I'd strip all of the paint off and put a clear coat on it if it were easy enough. Problem is the body is Agathis which I've never even seen.

I'm also considering just adding a custom tortoise pickguard just to add some contrast to the black paint.

What other options would I have?


----------



## shoretyus (Jan 6, 2007)

some reading for you 

http://www.myguitarsolo.com/usenet/threads_guitar/116577-1.html

http://www.agathis.info/guitars.php


http://www.westwindhardwood.com/hard_a.html the second sample. 


If it's black and painted I doubt that the grain would be that very good.


----------



## skydigger (Oct 20, 2007)

shoretyus said:


> some reading for you
> 
> http://www.myguitarsolo.com/usenet/threads_guitar/116577-1.html
> 
> ...


I found some pics on google images. I know that it will look like crap with a clearcoat. 

I think I'll go the pickguard route. Is there any problem installing a custom pickguard that I should know about?


----------



## Greenman (Feb 18, 2007)

skydigger said:


> I think I'll go the pickguard route. Is there any problem installing a custom pickguard that I should know about?

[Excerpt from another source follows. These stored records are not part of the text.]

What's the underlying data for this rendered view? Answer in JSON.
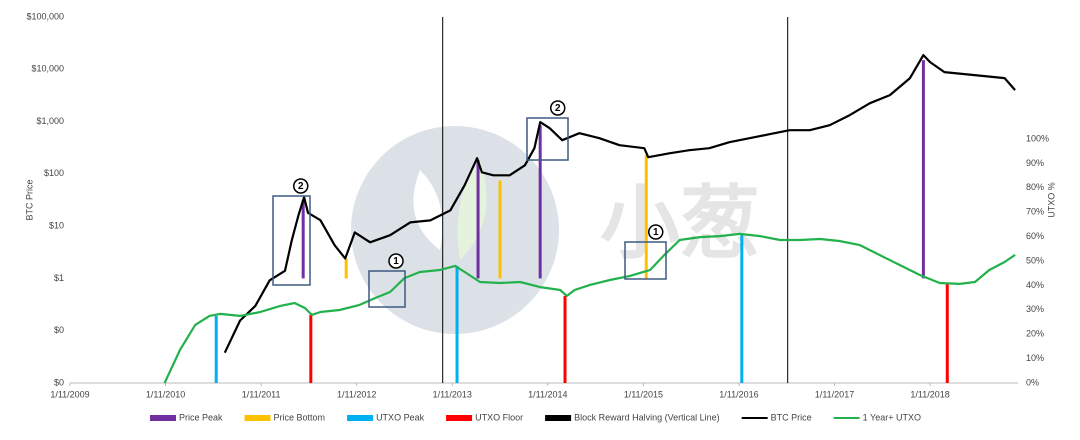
{
  "chart_data": {
    "type": "line",
    "log_scale": true,
    "grid": false,
    "y_label": "BTC Price",
    "y2_label": "UTXO %",
    "watermark": "小葱",
    "xlim": [
      2009.83,
      2019.75
    ],
    "xticks": [
      {
        "value": 2009.83,
        "label": "1/11/2009"
      },
      {
        "value": 2010.83,
        "label": "1/11/2010"
      },
      {
        "value": 2011.83,
        "label": "1/11/2011"
      },
      {
        "value": 2012.83,
        "label": "1/11/2012"
      },
      {
        "value": 2013.83,
        "label": "1/11/2013"
      },
      {
        "value": 2014.83,
        "label": "1/11/2014"
      },
      {
        "value": 2015.83,
        "label": "1/11/2015"
      },
      {
        "value": 2016.83,
        "label": "1/11/2016"
      },
      {
        "value": 2017.83,
        "label": "1/11/2017"
      },
      {
        "value": 2018.83,
        "label": "1/11/2018"
      }
    ],
    "ylim": [
      0.01,
      100000
    ],
    "yticks": [
      {
        "value": 0.01,
        "label": "$0"
      },
      {
        "value": 0.1,
        "label": "$0"
      },
      {
        "value": 1,
        "label": "$1"
      },
      {
        "value": 10,
        "label": "$10"
      },
      {
        "value": 100,
        "label": "$100"
      },
      {
        "value": 1000,
        "label": "$1,000"
      },
      {
        "value": 10000,
        "label": "$10,000"
      },
      {
        "value": 100000,
        "label": "$100,000"
      }
    ],
    "y2lim": [
      0,
      150
    ],
    "y2ticks": [
      {
        "value": 0,
        "label": "0%"
      },
      {
        "value": 10,
        "label": "10%"
      },
      {
        "value": 20,
        "label": "20%"
      },
      {
        "value": 30,
        "label": "30%"
      },
      {
        "value": 40,
        "label": "40%"
      },
      {
        "value": 50,
        "label": "50%"
      },
      {
        "value": 60,
        "label": "60%"
      },
      {
        "value": 70,
        "label": "70%"
      },
      {
        "value": 80,
        "label": "80%"
      },
      {
        "value": 90,
        "label": "90%"
      },
      {
        "value": 100,
        "label": "100%"
      }
    ],
    "markers": [
      {
        "name": "Price Peak",
        "color": "#7030a0",
        "base": 1,
        "x": [
          2012.27,
          2014.1,
          2014.75,
          2018.76
        ],
        "values": [
          31,
          182,
          853,
          15000
        ]
      },
      {
        "name": "Price Bottom",
        "color": "#ffc000",
        "base": 1,
        "x": [
          2012.72,
          2014.33,
          2015.86
        ],
        "values": [
          2.38,
          75,
          227
        ]
      },
      {
        "name": "UTXO Peak",
        "color": "#00b0f0",
        "base": 0,
        "axis": "y2",
        "x": [
          2011.36,
          2013.88,
          2016.86
        ],
        "values": [
          27.5,
          48.0,
          61.1
        ]
      },
      {
        "name": "UTXO Floor",
        "color": "#ff0000",
        "base": 0,
        "axis": "y2",
        "x": [
          2012.35,
          2015.01,
          2019.01
        ],
        "values": [
          27.9,
          35.7,
          41.0
        ]
      },
      {
        "name": "Block Reward Halving (Vertical Line)",
        "color": "#000000",
        "x": [
          2013.73,
          2017.34
        ]
      }
    ],
    "series": [
      {
        "name": "BTC Price",
        "color": "#000000",
        "x": [
          2011.45,
          2011.61,
          2011.77,
          2011.92,
          2012.08,
          2012.15,
          2012.22,
          2012.28,
          2012.32,
          2012.45,
          2012.6,
          2012.71,
          2012.81,
          2012.97,
          2013.18,
          2013.39,
          2013.6,
          2013.81,
          2013.96,
          2014.09,
          2014.14,
          2014.26,
          2014.43,
          2014.59,
          2014.69,
          2014.75,
          2014.85,
          2014.98,
          2015.16,
          2015.37,
          2015.58,
          2015.84,
          2015.88,
          2016.11,
          2016.31,
          2016.52,
          2016.73,
          2016.94,
          2017.15,
          2017.36,
          2017.57,
          2017.78,
          2017.99,
          2018.2,
          2018.41,
          2018.62,
          2018.76,
          2018.83,
          2018.98,
          2019.19,
          2019.4,
          2019.61,
          2019.72
        ],
        "values": [
          0.038,
          0.157,
          0.3,
          0.92,
          1.4,
          5.3,
          16,
          36,
          18,
          13,
          4.3,
          2.4,
          7.6,
          4.9,
          6.7,
          11.8,
          12.9,
          20,
          61,
          199,
          107,
          94,
          94,
          146,
          309,
          975,
          748,
          441,
          600,
          481,
          353,
          309,
          208,
          248,
          283,
          309,
          403,
          481,
          574,
          684,
          684,
          853,
          1327,
          2249,
          3206,
          6776,
          18700,
          13700,
          8830,
          8090,
          7410,
          6780,
          4000
        ]
      },
      {
        "name": "1 Year+ UTXO",
        "color": "#22b14c",
        "axis": "y2",
        "x": [
          2010.82,
          2010.98,
          2011.14,
          2011.29,
          2011.4,
          2011.61,
          2011.82,
          2012.03,
          2012.18,
          2012.29,
          2012.36,
          2012.45,
          2012.65,
          2012.86,
          2013.02,
          2013.18,
          2013.33,
          2013.49,
          2013.7,
          2013.86,
          2013.96,
          2014.12,
          2014.33,
          2014.54,
          2014.75,
          2014.96,
          2015.03,
          2015.11,
          2015.27,
          2015.48,
          2015.69,
          2015.9,
          2016.05,
          2016.21,
          2016.42,
          2016.63,
          2016.84,
          2017.05,
          2017.26,
          2017.47,
          2017.68,
          2017.88,
          2018.09,
          2018.3,
          2018.51,
          2018.72,
          2018.93,
          2019.14,
          2019.3,
          2019.45,
          2019.61,
          2019.72
        ],
        "values": [
          0,
          13.5,
          23.8,
          27.5,
          28.3,
          27.5,
          29.1,
          31.6,
          32.8,
          30.7,
          27.9,
          29.1,
          29.9,
          32.0,
          34.8,
          37.3,
          43.0,
          45.5,
          46.3,
          48.0,
          45.5,
          41.4,
          41.0,
          41.4,
          39.3,
          38.1,
          35.7,
          38.1,
          40.2,
          42.2,
          43.9,
          46.3,
          52.5,
          58.6,
          59.8,
          60.2,
          61.1,
          60.2,
          58.6,
          58.6,
          59.0,
          58.2,
          56.6,
          52.5,
          48.4,
          44.3,
          41.0,
          40.6,
          41.4,
          46.3,
          49.6,
          52.5
        ]
      }
    ],
    "annotations": [
      {
        "label": "2"
      },
      {
        "label": "1"
      },
      {
        "label": "2"
      },
      {
        "label": "1"
      }
    ]
  }
}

Play around with your design and get a good fit there should be no problems. If that bass has a polyester finish you wouldn't want to tackle it anyway unless you like heat guns and scrapers.:smile:


----------



## skydigger (Oct 20, 2007)

couldn't get through to Axe Musics website yesterday, so the purchase was never made.

I think I've found an alternative now....


----------



## zontar (Oct 25, 2007)

According to the info at the last site--(West Wind) Alder & Ash are both cheaper per board foot than Agathis--so it can't just be cost that makes them use it for the cheaper guitars & basses. It must also be availability and proximity to where the guitar is constructed (especially Indonesian factories.)

I have an ash guitar--and it's a great guitar wood.


----------



## skydigger (Oct 20, 2007)

Agathis is common in Indonesia where this ibanez bass is made.


----------



## zontar (Oct 25, 2007)

skydigger said:


> Agathis is common in Indonesia where this ibanez bass is made.


That's what I said...


> It must also be availability and proximity to where the guitar is constructed (especially Indonesian factories.)


That was my reason for why they would use Agathis and not other woods--it is close to them and therefore is probably cheaper--as well as the labour is cheaper than anywhere that alder & ash are common.

Still if you move up ot the mid priced Ibanez basses you get basswood.
Or move up to this one and get mahogany and poplar burl--I've seen these in person--even nicer looking, and they play great--of course the extra price may not be an option for everybody.

And to get back on topic--If you don't like the black finish a custom pickguard is probably the best option.


----------